A member of Petraeus' staff explained the thinking -- that they were "hunkered down," in "fingers-crossed" mode, because the whole plan's success depends on the Afghan government doing what now seems unthinkable: rooting out graft in a country where every level of government subsists on a latticework of bribes leveraged against impoverished Afghans. And the decision to do that is in the hands of an Afghan president whose own family is accused of benefiting from corruption.
The staffer spoke on condition of anonymity to describe the strategy debates within headquarters.
Michael comments:
Ignoring the fact that there is absolutely no reason to believe that the Afghan government will do the unthinkable and be less corrupt, less incompetent and less ineffectual than it has been for the past nine years . . . how have we gotten to a point where THIS is our strategy: crossing our fingers and hoping that the Karzai government cleans up its act. And what if this doesn't happen; what if the Karzai government continues to turn a blind eye toward the corrupt practices in its midst? What then?

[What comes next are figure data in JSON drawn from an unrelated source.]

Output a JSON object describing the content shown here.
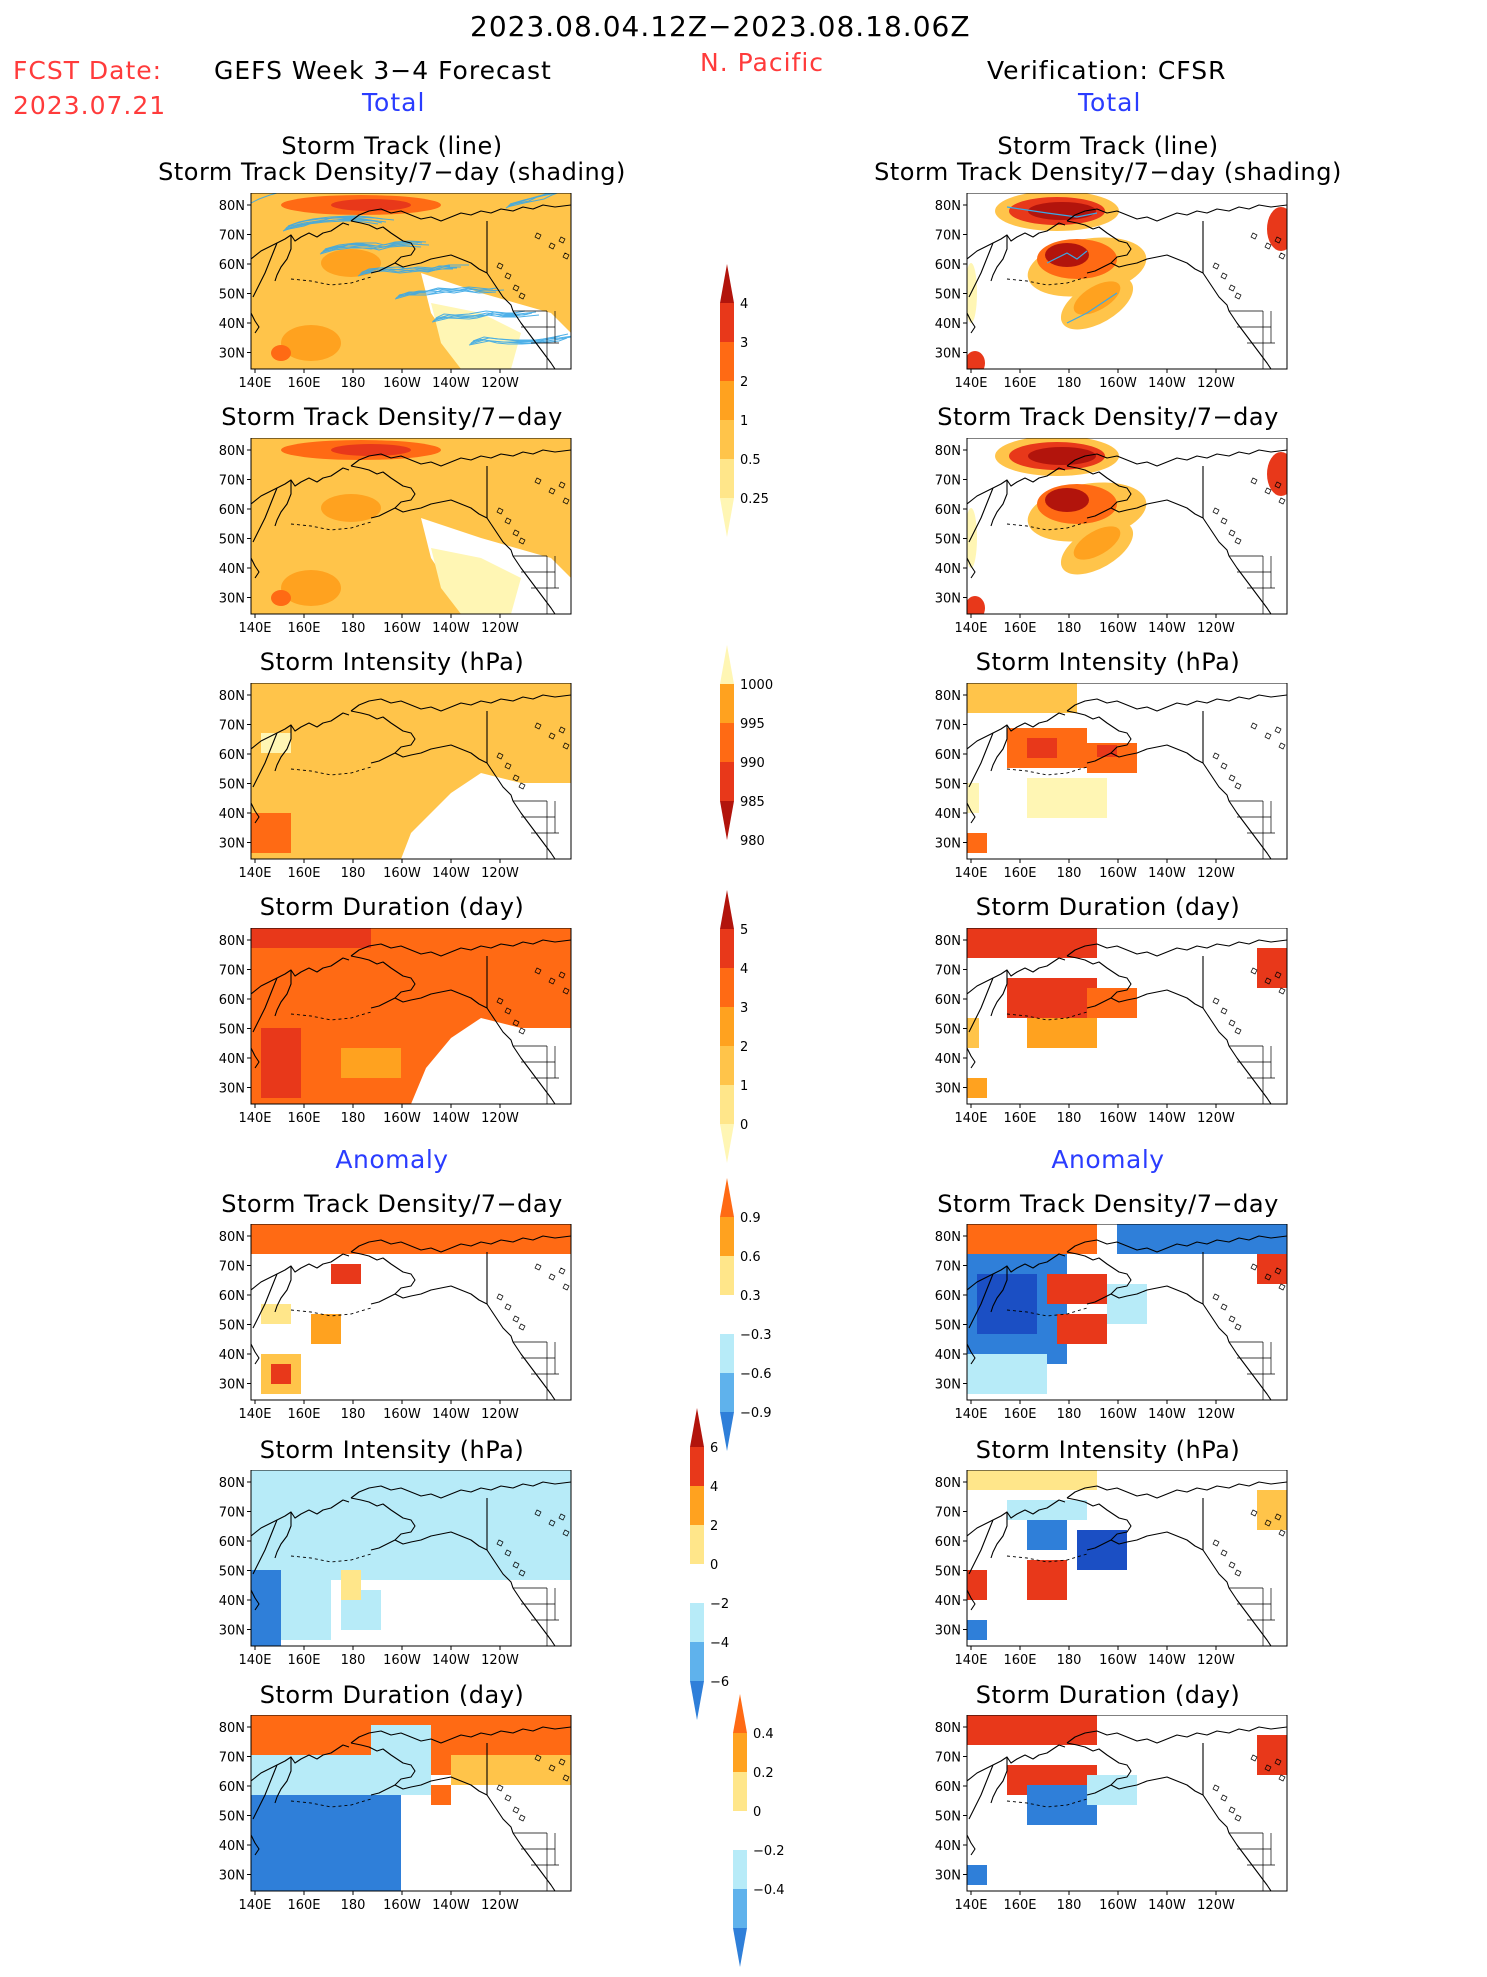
{
  "header": {
    "date_range": "2023.08.04.12Z−2023.08.18.06Z",
    "fcst_date_label": "FCST Date:",
    "fcst_date": "2023.07.21",
    "model": "GEFS Week 3−4 Forecast",
    "region": "N. Pacific",
    "verification": "Verification: CFSR",
    "total_left": "Total",
    "total_right": "Total",
    "anomaly_left": "Anomaly",
    "anomaly_right": "Anomaly"
  },
  "panel_titles": {
    "track_line": "Storm Track (line)",
    "track_shading": "Storm Track Density/7−day (shading)",
    "density": "Storm Track Density/7−day",
    "intensity": "Storm Intensity (hPa)",
    "duration": "Storm Duration (day)"
  },
  "axes": {
    "lat_labels": [
      "80N",
      "70N",
      "60N",
      "50N",
      "40N",
      "30N"
    ],
    "lon_labels": [
      "140E",
      "160E",
      "180",
      "160W",
      "140W",
      "120W"
    ]
  },
  "colorbars": [
    {
      "name": "density-colorbar",
      "labels": [
        "4",
        "3",
        "2",
        "1",
        "0.5",
        "0.25"
      ]
    },
    {
      "name": "intensity-colorbar",
      "labels": [
        "1000",
        "995",
        "990",
        "985",
        "980"
      ]
    },
    {
      "name": "duration-colorbar",
      "labels": [
        "5",
        "4",
        "3",
        "2",
        "1",
        "0"
      ]
    },
    {
      "name": "density-anomaly-colorbar",
      "labels": [
        "0.9",
        "0.6",
        "0.3",
        "−0.3",
        "−0.6",
        "−0.9"
      ]
    },
    {
      "name": "intensity-anomaly-colorbar",
      "labels": [
        "6",
        "4",
        "2",
        "0",
        "−2",
        "−4",
        "−6"
      ]
    },
    {
      "name": "duration-anomaly-colorbar",
      "labels": [
        "0.4",
        "0.2",
        "0",
        "−0.2",
        "−0.4"
      ]
    }
  ],
  "colors": {
    "very_light": "#fff6b4",
    "light_yellow": "#ffe68a",
    "yellow_orange": "#ffc44a",
    "orange": "#ffa21f",
    "dark_orange": "#ff6a14",
    "red": "#e8381a",
    "dark_red": "#b2140c",
    "light_blue": "#b7ebf8",
    "mid_blue": "#5fb2ec",
    "blue": "#2f7fd9",
    "dark_blue": "#1b4fc4",
    "track_line": "#3aa8e6",
    "header_red": "#ff3b3b",
    "header_blue": "#2a3cff"
  }
}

But as Joshua Foust pointed out not too long ago, Karzai doesn't really have much of an option but to continue using graft and corruption as his balancing pole to stay atop the tightwire of Afghan power struggles - and any other candidate for the job of Afghan leader would have to do the same thing!
Legitimacy, legitimacy, legitamacy -- and when you add in the many myths pushed by the COINdinistas as they vainly try to get what sounds good on paper to trun into reality on the ground, then we really have got a strategy of crossing fingers and hoping for the very unlikely.